INTRODUCTION:
Firstly let us draw a quick sketch of Romanticism. It is “an attitude or intellectual orientation that characterized many works of literature, painting, music, architecture, criticism, and historiography in Western civilization over a period from the late 18th to the mid-19th century.” [Pioch, 2002]
However Edgar Allen Poe was not strictly a Romantic Poet. Poe, Hawthorne and Irving were the three main authors who defined the darker side to romantic literature of the time. They combined the two styles of Romanticism and Gothicism, and for this reason critics often call Poe’s style “Gothic Romanticism.”
The element of the exotic, the weird, the monstrous and at times even the Satanic was present in Poe’s works, together with the characteristics of Romanticism: a deep appreciation of nature and her complexities, the slavery of reason to emotion and intellect to instinct and a heightened analysis of the human mind and personality. In the examples of which we speak, Poe, in accordance with Romantic traditions, explores the importance of psychic communications, the obscurity of time and place, and the emphasis given to the emotional and intutive part of man’s soul. In the following section we shall explore how these elements are present in “The Fall of The House of Usher” and “Ligeia”.
ANALYSIS:
Poe makes almost no reference to either the time or the placing of ‘The Fall of The House of Usher”. This serves to make the story more believable, as it allows the reader to believe that the story is happening in a sort of ‘twilight zone’, where the supernatural is only natural. This is a characteristic of Romantic literature. Poe describes the Usher house as located in “singularly dreary tract of country…in a distant part of the country” when the character Roderick’s letter reaches the narrator. (Poe, “Usher”). The narrator reveals that “many years had elapsed since our last meeting” thus disallowing any guess at the age of either Roderick or the narrator. On top of this, the symbiotic, even parasitic correspondence is echoed as Roderick’s illness manifests itself in the character of Madeline.
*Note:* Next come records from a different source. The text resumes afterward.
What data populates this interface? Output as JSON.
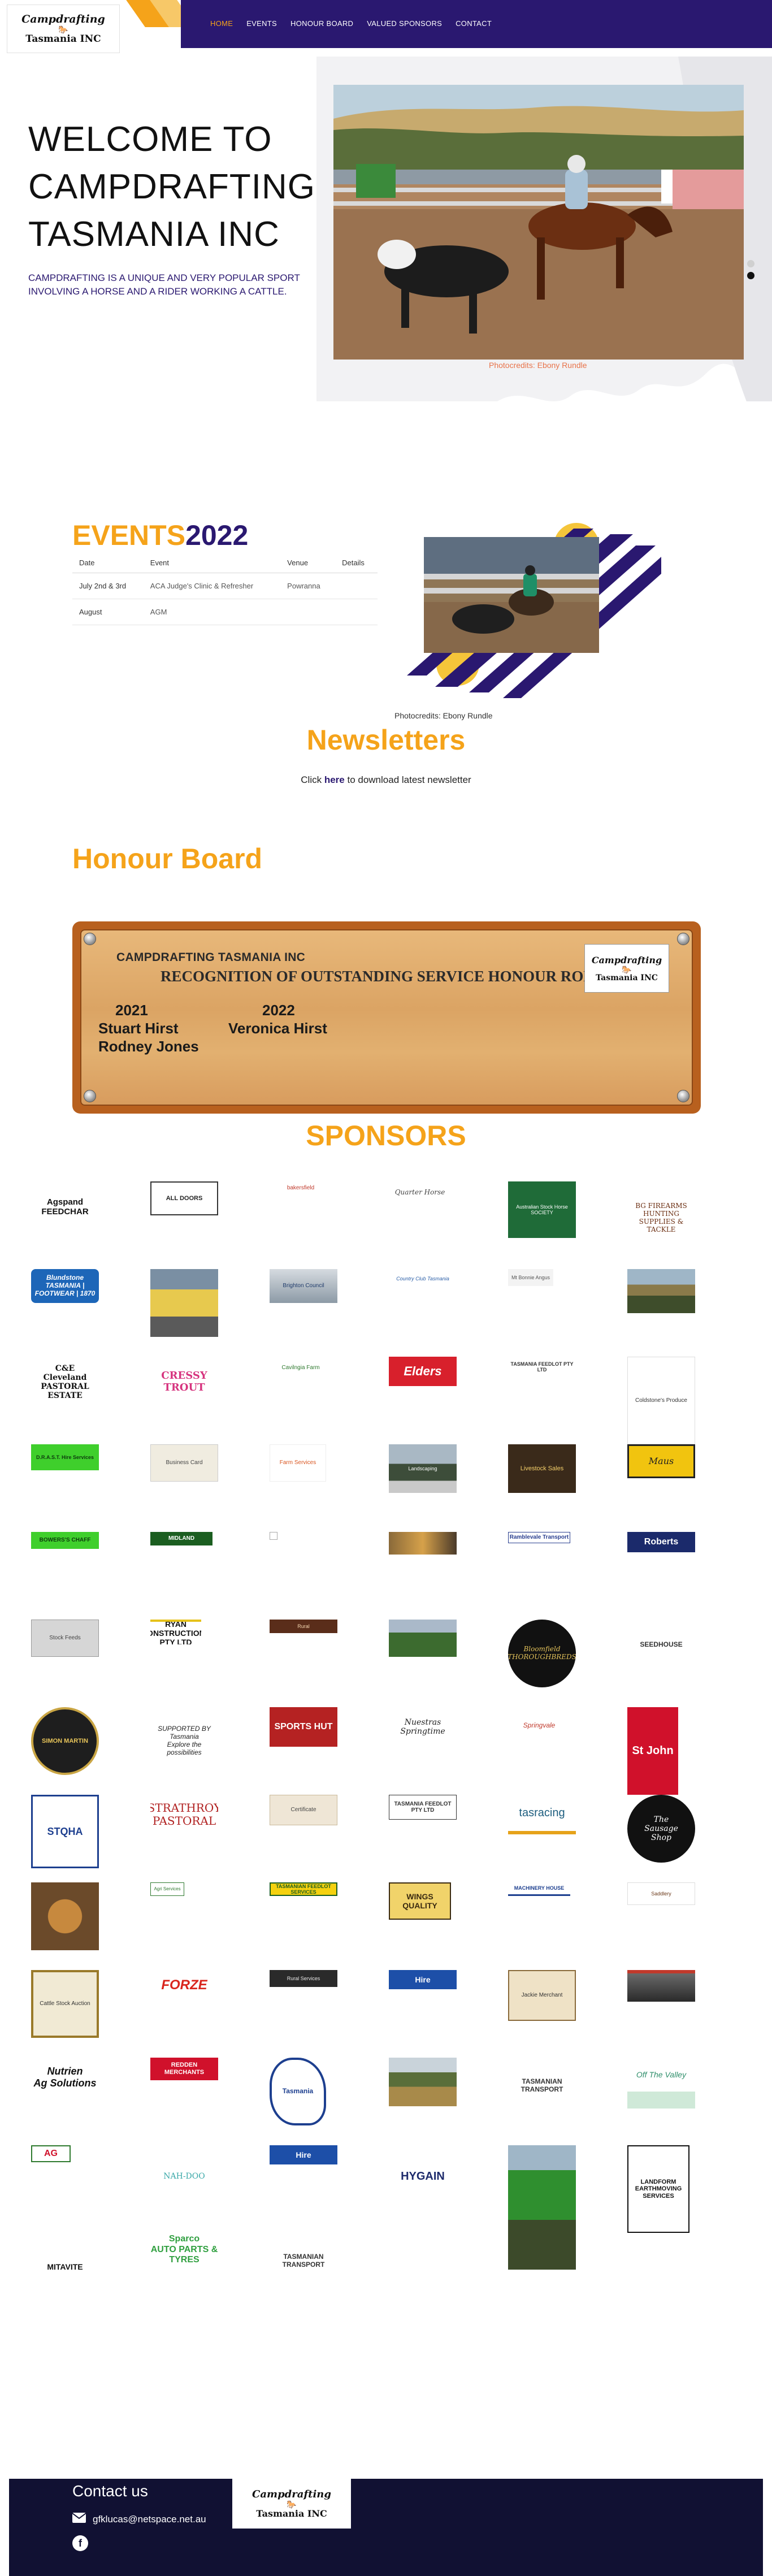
{
  "logo": {
    "line1": "Campdrafting",
    "line2": "Tasmania INC",
    "horse": "🐎"
  },
  "nav": [
    {
      "label": "HOME",
      "active": true
    },
    {
      "label": "EVENTS",
      "active": false
    },
    {
      "label": "HONOUR BOARD",
      "active": false
    },
    {
      "label": "VALUED SPONSORS",
      "active": false
    },
    {
      "label": "CONTACT",
      "active": false
    }
  ],
  "hero": {
    "title_lines": [
      "WELCOME TO",
      "CAMPDRAFTING",
      "TASMANIA INC"
    ],
    "description": "CAMPDRAFTING IS A UNIQUE AND VERY POPULAR SPORT INVOLVING A HORSE AND A RIDER WORKING A CATTLE.",
    "photo_credit": "Photocredits: Ebony Rundle",
    "slide_count": 2,
    "active_slide": 1
  },
  "events": {
    "heading_part1": "EVENTS",
    "heading_part2": "2022",
    "columns": [
      "Date",
      "Event",
      "Venue",
      "Details"
    ],
    "rows": [
      {
        "date": "July 2nd & 3rd",
        "event": "ACA Judge's Clinic & Refresher",
        "venue": "Powranna",
        "details": ""
      },
      {
        "date": "August",
        "event": "AGM",
        "venue": "",
        "details": ""
      }
    ],
    "photo_credit": "Photocredits: Ebony Rundle"
  },
  "newsletters": {
    "heading": "Newsletters",
    "text_before": "Click ",
    "link": "here",
    "text_after": " to download latest newsletter"
  },
  "honour": {
    "heading": "Honour Board",
    "org": "CAMPDRAFTING TASMANIA INC",
    "title": "RECOGNITION OF OUTSTANDING SERVICE HONOUR ROLL",
    "year1": "2021",
    "year2": "2022",
    "names_2021": [
      "Stuart Hirst",
      "Rodney Jones"
    ],
    "names_2022": [
      "Veronica Hirst"
    ]
  },
  "sponsors": {
    "heading": "SPONSORS",
    "items": [
      {
        "text": "Agspand\nFEEDCHAR",
        "style": "agspand"
      },
      {
        "text": "ALL DOORS",
        "style": "alldoors"
      },
      {
        "text": "bakersfield",
        "style": "redsmall"
      },
      {
        "text": "Quarter Horse",
        "style": "script"
      },
      {
        "text": "Australian Stock Horse SOCIETY",
        "style": "ash"
      },
      {
        "text": "BG FIREARMS\nHUNTING SUPPLIES & TACKLE",
        "style": "bgfirearms"
      },
      {
        "text": "Blundstone\nTASMANIA | FOOTWEAR | 1870",
        "style": "blundstone"
      },
      {
        "text": "",
        "style": "photo-yellow"
      },
      {
        "text": "Brighton Council",
        "style": "smallphoto"
      },
      {
        "text": "Country Club Tasmania",
        "style": "bluescript"
      },
      {
        "text": "Mt Bonnie Angus",
        "style": "tinygray"
      },
      {
        "text": "",
        "style": "photo-land"
      },
      {
        "text": "C&E\nCleveland\nPASTORAL ESTATE",
        "style": "cleveland"
      },
      {
        "text": "CRESSY\nTROUT",
        "style": "cressy"
      },
      {
        "text": "Cavilngia Farm",
        "style": "greensmall"
      },
      {
        "text": "Elders",
        "style": "elders"
      },
      {
        "text": "TASMANIA FEEDLOT PTY LTD",
        "style": "feedlot"
      },
      {
        "text": "Coldstone's Produce",
        "style": "produce"
      },
      {
        "text": "D.R.A.S.T. Hire Services",
        "style": "greenlabel"
      },
      {
        "text": "Business Card",
        "style": "card"
      },
      {
        "text": "Farm Services",
        "style": "orangecard"
      },
      {
        "text": "Landscaping",
        "style": "photo-truck"
      },
      {
        "text": "Livestock Sales",
        "style": "darkcard"
      },
      {
        "text": "Maus",
        "style": "maus"
      },
      {
        "text": "BOWERS'S CHAFF",
        "style": "bowers"
      },
      {
        "text": "MIDLAND",
        "style": "midland"
      },
      {
        "text": "",
        "style": "broken"
      },
      {
        "text": "",
        "style": "photo-sunset"
      },
      {
        "text": "Ramblevale Transport",
        "style": "ramble"
      },
      {
        "text": "Roberts",
        "style": "roberts"
      },
      {
        "text": "Stock Feeds",
        "style": "grayimg"
      },
      {
        "text": "RYAN\nCONSTRUCTIONS PTY LTD",
        "style": "ryan"
      },
      {
        "text": "Rural",
        "style": "brownbar"
      },
      {
        "text": "",
        "style": "photo-field"
      },
      {
        "text": "Bloomfield\nTHOROUGHBREDS",
        "style": "blackcircle"
      },
      {
        "text": "SEEDHOUSE",
        "style": "seedhouse"
      },
      {
        "text": "SIMON MARTIN",
        "style": "simon"
      },
      {
        "text": "SUPPORTED BY\nTasmania\nExplore the possibilities",
        "style": "tasmania"
      },
      {
        "text": "SPORTS HUT",
        "style": "sportshut"
      },
      {
        "text": "Nuestras\nSpringtime",
        "style": "scriptdark"
      },
      {
        "text": "Springvale",
        "style": "springvale"
      },
      {
        "text": "St John",
        "style": "stjohn"
      },
      {
        "text": "STQHA",
        "style": "stqha"
      },
      {
        "text": "STRATHROY\nPASTORAL",
        "style": "strathroy"
      },
      {
        "text": "Certificate",
        "style": "certificate"
      },
      {
        "text": "TASMANIA FEEDLOT PTY LTD",
        "style": "feedlot2"
      },
      {
        "text": "tasracing",
        "style": "tasracing"
      },
      {
        "text": "The\nSausage\nShop",
        "style": "sausage"
      },
      {
        "text": "",
        "style": "photo-saddle"
      },
      {
        "text": "Agri Services",
        "style": "tinybanner"
      },
      {
        "text": "TASMANIAN FEEDLOT SERVICES",
        "style": "yellowbanner"
      },
      {
        "text": "WINGS\nQUALITY",
        "style": "wings"
      },
      {
        "text": "MACHINERY HOUSE",
        "style": "blueline"
      },
      {
        "text": "Saddlery",
        "style": "tinylogo"
      },
      {
        "text": "Cattle Stock Auction",
        "style": "photo-poster"
      },
      {
        "text": "FORZE",
        "style": "forze"
      },
      {
        "text": "Rural Services",
        "style": "darkbanner"
      },
      {
        "text": "Hire",
        "style": "hire"
      },
      {
        "text": "Jackie Merchant",
        "style": "photo-card"
      },
      {
        "text": "",
        "style": "photo-slim"
      },
      {
        "text": "Nutrien\nAg Solutions",
        "style": "nutrien"
      },
      {
        "text": "REDDEN\nMERCHANTS",
        "style": "redden"
      },
      {
        "text": "Tasmania",
        "style": "tasmap"
      },
      {
        "text": "",
        "style": "photo-sign"
      },
      {
        "text": "TASMANIAN\nTRANSPORT",
        "style": "transport"
      },
      {
        "text": "Off The Valley",
        "style": "valley"
      },
      {
        "text": "AG",
        "style": "ag"
      },
      {
        "text": "NAH-DOO",
        "style": "nahdoo"
      },
      {
        "text": "Hire",
        "style": "hire2"
      },
      {
        "text": "HYGAIN",
        "style": "hygain"
      },
      {
        "text": "",
        "style": "photo-tractor"
      },
      {
        "text": "LANDFORM\nEARTHMOVING\nSERVICES",
        "style": "landform"
      },
      {
        "text": "MITAVITE",
        "style": "mitavite"
      },
      {
        "text": "Sparco\nAUTO PARTS & TYRES",
        "style": "sparco"
      },
      {
        "text": "TASMANIAN\nTRANSPORT",
        "style": "transport2"
      }
    ]
  },
  "footer": {
    "title": "Contact us",
    "email": "gfklucas@netspace.net.au",
    "facebook": "f",
    "logo_line1": "Campdrafting",
    "logo_line2": "Tasmania INC"
  },
  "colors": {
    "brand_navy": "#2a1870",
    "brand_orange": "#f5a31a",
    "footer_bg": "#111133"
  }
}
In “Ligeia,” a similar ploy is made use of. In the very first line of the story the narrator claims that he cannot remember “how, when, or even precisely where, I first became acquainted with the lady Ligeia.” He only “believes” that he met her in a “city near the Rhine”. When he purchases the abbey all that is mentioned about its location is that it was “in one of the wildest and least frequented portions of fair England”. He even states about the location: “I shall not name it.”(Poe, “Ligeia”). Romanticism is also famous for its connotations with regard to nature. This can be clearly seen in Poe’s description of the lady Ligeia. He describes her as one does nature: she is portrayed as a moth, butterfly, chrysalis, a stream of running water, the ocean, falling from a meteor. Like nature, she is tempestuous under a façade of tranquility: “outwardly calm but the most violently prey to the tumultuous vultures of stern passion.”